The relaxation of numerous national and European standards is one of the main demands of angry operators. Here are some rules in the viewfinder.

“Asphyxiating” and “counterproductive” standards are what many farmers who have been mobilized in the country for several days are denouncing. Gatherings, road blockages… in the midst of these mobilizations, the subject of too many, too restrictive and sometimes contradictory rules imposed on agriculture both at the national level and at the European level, is omnipresent. Here are the main standards in the crosshairs of the protesters.

French agriculture is largely regulated by the European Common Agricultural Policy (CAP), an agreement renewed since the 1957 Treaty of Rome. However, “all the reforms of the CAP since 1992 have been made with the aim of adding environmental constraints”, points out Nicole Ouvrard, agricultural engineer and deputy director of the Agra agency, to Le Parisien. The latest reform of the CAP, signed in 2023, further strengthened the trend by making a certain number of subsidies subject to compliance with new ecological rules.

Farmers must, for example, respect a certain diversity of crops on their land, maintain a sufficient proportion of permanent meadows, or even cover the soil in winter.
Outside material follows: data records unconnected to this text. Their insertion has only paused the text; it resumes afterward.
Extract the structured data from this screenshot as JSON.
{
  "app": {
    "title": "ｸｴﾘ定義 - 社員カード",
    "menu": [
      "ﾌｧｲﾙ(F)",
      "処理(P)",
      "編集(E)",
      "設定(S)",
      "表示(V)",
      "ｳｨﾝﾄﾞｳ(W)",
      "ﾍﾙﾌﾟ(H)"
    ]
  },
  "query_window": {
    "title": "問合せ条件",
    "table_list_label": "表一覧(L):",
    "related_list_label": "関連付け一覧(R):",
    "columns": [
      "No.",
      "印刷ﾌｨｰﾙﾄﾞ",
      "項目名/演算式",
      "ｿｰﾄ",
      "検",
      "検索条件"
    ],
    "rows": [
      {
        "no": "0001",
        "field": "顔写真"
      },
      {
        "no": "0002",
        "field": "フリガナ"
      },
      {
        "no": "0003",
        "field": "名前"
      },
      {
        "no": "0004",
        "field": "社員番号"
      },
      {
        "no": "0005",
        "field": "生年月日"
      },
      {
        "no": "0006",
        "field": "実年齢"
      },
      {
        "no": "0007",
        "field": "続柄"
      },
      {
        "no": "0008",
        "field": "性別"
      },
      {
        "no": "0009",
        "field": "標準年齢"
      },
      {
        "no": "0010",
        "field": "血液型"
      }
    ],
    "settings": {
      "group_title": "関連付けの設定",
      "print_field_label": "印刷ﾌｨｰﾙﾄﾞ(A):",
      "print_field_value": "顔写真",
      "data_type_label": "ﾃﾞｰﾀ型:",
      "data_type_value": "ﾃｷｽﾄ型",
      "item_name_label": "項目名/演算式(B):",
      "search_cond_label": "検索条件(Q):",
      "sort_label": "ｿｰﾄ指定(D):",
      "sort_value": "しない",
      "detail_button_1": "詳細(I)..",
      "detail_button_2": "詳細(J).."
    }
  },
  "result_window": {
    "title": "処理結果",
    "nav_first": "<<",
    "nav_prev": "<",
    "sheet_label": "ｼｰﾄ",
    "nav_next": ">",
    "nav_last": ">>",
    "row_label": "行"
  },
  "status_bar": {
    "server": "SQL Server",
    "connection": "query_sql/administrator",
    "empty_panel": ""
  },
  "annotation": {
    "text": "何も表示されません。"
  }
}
One constraint, in particular, arouses their wrath: they are now obliged to permanently keep 4% of their soil fallow. Fallow land is an area left without cultivation in order to ensure the renewal of the land. However, these areas, in addition to requiring maintenance, represent a loss of income for operators.

In addition, the arrival of a new European text, the Green Deal, is making farmers tremble. This pact, still under discussion, aims in particular to halve the use of pesticides and to considerably increase the areas dedicated to organic farming. New constraints which alarm operators.

Especially since the latter are also dependent on purely French, or even local, regulations, for example regarding the irrigation of their land. The Minister of Agriculture, Marc Fesneau, was due to present a new national agriculture orientation law in the coming weeks. This prospect has strengthened the ranks of protesters, who fear that new French standards will further complicate their activity. Faced with the threat of an explosion of anger, Marc Fesneau decided to postpone his presentation “for a few weeks”, the time to submit his text to “simplifications”.